Registered Nurse Convicted in $8 Million Medicare Fraud Scheme

The defendant created false medical records to make it appear as if she provided nursing services when, in fact, she did noT

Registered Nurse Convicted in $8 Million Medicare Fraud Scheme
Image: Pixabay
July 20, 2016

A registered nurse in Texas has been convicted by a federal jury of participating in an $8 million Medicare fraud scheme involving fraudulent claims for home-health services.

Ann Anyanwu was convicted on three counts relating to her involvement in a scheme to defraud Medicare following a jury trial before U.S. District Judge Alfred H. Bennett of the Southern District of Texas.

According to the evidence presented at trial—from January 2012 through June 2015—Anyanwu and others executed a scheme to submit approximately $8 million in false and fraudulent claims for home-health services to Medicare through Medpsych Home Health Care (Medpsych). The evidence showed that beneficiaries for whom Medpsych billed Medicare did not receive home-health services, and many did not even qualify for home-health services.

The evidence also showed that Anyanwu created false medical records for nursing services and falsified other records of Medpsych to make it appear as if she provided nursing services when, in fact, she did not.

Anyanwu is scheduled to be sentenced on September 8, 2016.

To date, two other individuals have been charged for their roles in the scheme. Precious Deshield—the former owner, director of nursing, and administrator of Medpsych—pleaded guilty to conspiracy to commit healthcare fraud for her role in the scheme. Roland Johnson, the owner and operator of Medpsych, also pleaded guilty to conspiracy to commit healthcare fraud. Deshield and Johnson are currently awaiting sentencing.

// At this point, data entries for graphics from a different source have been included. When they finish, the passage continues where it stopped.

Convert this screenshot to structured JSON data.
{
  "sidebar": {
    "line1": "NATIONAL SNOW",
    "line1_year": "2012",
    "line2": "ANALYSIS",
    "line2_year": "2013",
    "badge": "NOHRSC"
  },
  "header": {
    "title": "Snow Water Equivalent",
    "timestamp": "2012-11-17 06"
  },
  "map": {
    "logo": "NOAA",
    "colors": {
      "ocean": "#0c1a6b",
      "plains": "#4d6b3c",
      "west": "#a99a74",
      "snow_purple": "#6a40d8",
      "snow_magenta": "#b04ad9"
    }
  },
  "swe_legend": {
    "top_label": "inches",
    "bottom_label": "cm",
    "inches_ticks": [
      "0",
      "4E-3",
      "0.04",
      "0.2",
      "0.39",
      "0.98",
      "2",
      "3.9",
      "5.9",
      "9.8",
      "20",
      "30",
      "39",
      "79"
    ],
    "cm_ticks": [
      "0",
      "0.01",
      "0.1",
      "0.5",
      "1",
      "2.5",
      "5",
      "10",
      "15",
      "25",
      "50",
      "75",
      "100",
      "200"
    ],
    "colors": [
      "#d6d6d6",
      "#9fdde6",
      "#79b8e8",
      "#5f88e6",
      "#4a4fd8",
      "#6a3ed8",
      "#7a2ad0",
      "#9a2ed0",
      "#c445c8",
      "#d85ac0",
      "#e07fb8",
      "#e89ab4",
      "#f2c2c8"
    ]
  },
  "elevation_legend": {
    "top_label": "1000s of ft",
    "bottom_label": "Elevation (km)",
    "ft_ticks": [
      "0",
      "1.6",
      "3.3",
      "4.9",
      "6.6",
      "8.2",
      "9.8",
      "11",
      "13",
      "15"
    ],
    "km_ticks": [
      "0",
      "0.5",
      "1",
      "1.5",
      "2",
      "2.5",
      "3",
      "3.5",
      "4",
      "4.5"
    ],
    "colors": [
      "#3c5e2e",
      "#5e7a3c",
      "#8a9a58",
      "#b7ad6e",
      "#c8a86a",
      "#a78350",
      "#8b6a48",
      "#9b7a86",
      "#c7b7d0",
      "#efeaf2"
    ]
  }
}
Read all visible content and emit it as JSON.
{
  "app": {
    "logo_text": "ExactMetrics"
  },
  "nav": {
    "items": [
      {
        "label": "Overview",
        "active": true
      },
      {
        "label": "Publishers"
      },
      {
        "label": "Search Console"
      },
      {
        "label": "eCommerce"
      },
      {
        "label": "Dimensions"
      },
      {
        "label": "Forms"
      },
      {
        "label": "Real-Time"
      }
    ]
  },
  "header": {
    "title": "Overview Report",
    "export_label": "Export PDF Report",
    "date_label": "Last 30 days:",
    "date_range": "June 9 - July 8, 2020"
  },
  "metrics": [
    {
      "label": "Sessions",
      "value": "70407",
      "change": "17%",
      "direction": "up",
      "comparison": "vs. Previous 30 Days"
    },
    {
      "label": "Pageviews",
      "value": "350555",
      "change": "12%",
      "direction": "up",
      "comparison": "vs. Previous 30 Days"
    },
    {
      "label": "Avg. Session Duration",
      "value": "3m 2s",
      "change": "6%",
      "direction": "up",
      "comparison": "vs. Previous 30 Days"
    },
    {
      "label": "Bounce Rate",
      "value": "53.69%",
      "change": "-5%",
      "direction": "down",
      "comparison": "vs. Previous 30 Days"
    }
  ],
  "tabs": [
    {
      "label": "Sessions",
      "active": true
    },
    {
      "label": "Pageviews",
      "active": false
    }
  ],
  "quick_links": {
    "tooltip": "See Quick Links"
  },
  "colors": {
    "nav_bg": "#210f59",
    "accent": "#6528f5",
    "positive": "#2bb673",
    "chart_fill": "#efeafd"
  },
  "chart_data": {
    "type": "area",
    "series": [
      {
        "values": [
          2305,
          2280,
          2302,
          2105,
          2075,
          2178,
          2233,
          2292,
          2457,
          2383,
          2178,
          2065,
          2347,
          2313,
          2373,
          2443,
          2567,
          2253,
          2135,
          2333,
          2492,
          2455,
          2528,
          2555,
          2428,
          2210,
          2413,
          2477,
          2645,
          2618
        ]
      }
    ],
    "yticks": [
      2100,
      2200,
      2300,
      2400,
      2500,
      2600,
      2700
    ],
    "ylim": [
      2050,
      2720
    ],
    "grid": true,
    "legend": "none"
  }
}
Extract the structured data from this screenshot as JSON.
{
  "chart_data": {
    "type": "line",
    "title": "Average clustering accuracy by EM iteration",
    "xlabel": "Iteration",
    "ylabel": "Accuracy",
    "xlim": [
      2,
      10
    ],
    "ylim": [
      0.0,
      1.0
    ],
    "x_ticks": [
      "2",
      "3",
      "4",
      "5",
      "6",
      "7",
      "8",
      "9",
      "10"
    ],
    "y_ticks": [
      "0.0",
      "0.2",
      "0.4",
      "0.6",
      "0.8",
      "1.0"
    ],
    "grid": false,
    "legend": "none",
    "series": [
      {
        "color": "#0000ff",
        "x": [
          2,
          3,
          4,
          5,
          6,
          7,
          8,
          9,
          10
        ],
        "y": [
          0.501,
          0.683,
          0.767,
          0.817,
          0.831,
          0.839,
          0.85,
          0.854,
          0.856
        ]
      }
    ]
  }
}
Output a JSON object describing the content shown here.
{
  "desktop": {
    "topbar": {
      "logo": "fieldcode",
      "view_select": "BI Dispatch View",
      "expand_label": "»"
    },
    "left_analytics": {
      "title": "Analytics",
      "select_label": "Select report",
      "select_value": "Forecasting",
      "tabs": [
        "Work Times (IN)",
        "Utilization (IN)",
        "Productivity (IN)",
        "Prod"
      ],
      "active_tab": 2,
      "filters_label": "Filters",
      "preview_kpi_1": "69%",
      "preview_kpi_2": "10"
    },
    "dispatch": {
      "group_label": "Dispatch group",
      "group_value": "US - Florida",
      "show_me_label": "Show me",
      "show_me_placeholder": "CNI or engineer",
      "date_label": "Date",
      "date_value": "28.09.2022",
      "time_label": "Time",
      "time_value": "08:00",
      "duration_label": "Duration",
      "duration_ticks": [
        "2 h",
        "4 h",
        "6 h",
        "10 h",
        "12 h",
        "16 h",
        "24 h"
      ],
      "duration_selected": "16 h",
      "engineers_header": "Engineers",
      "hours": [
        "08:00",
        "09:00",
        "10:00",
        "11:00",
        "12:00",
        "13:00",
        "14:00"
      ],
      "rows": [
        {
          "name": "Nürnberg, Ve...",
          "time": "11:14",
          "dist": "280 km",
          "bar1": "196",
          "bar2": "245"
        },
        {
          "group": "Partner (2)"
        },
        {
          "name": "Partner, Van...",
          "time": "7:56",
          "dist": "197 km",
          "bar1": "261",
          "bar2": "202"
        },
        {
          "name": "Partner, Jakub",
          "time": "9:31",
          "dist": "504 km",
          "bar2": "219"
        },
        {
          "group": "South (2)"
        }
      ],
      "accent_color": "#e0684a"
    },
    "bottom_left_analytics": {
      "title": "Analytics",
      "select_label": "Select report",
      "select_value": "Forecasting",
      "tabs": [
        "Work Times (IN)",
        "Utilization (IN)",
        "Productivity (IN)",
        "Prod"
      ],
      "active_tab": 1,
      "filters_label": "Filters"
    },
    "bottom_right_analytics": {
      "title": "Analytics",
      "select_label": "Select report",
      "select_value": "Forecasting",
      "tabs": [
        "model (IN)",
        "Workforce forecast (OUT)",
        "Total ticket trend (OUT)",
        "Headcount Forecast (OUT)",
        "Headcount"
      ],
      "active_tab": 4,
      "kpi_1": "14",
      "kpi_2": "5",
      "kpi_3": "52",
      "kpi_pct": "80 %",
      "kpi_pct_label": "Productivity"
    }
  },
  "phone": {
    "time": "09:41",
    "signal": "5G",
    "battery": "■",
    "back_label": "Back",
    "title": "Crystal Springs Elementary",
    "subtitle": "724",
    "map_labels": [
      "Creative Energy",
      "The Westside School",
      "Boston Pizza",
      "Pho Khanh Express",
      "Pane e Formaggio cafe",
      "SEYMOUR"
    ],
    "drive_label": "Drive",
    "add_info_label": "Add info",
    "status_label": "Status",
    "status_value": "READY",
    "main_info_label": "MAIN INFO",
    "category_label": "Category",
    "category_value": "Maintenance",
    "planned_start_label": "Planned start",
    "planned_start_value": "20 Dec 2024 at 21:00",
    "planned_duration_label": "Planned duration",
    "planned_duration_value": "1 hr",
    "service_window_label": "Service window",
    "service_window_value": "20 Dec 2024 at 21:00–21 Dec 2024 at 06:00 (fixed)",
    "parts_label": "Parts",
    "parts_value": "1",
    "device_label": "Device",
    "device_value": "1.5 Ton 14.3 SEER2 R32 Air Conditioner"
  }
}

The Federal Bureau of Investigation (FBI), the Department of Health and Human Services-Office of the Inspector General (HHS-OIG), and the Texas Attorney General's Medicaid Fraud Control Unit (MFCU) investigated this case, which was brought as part of the Medicare Fraud Strike Force—which works to harness data analytics and the combined resources of Federal, State, and local law enforcement entities to prevent and combat health care fraud, waste, and abuse.

Since its inception in March 2007, the Medicare Fraud Strike Force, now operating in nine cities across the country, has charged more than 2,900 defendants who have collectively billed the Medicare program for more than $8.9 billion. In addition, HHS Centers for Medicare & Medicaid Services, working in conjunction with HHS-OIG, is taking steps to increase accountability and decrease the presence of fraudulent providers.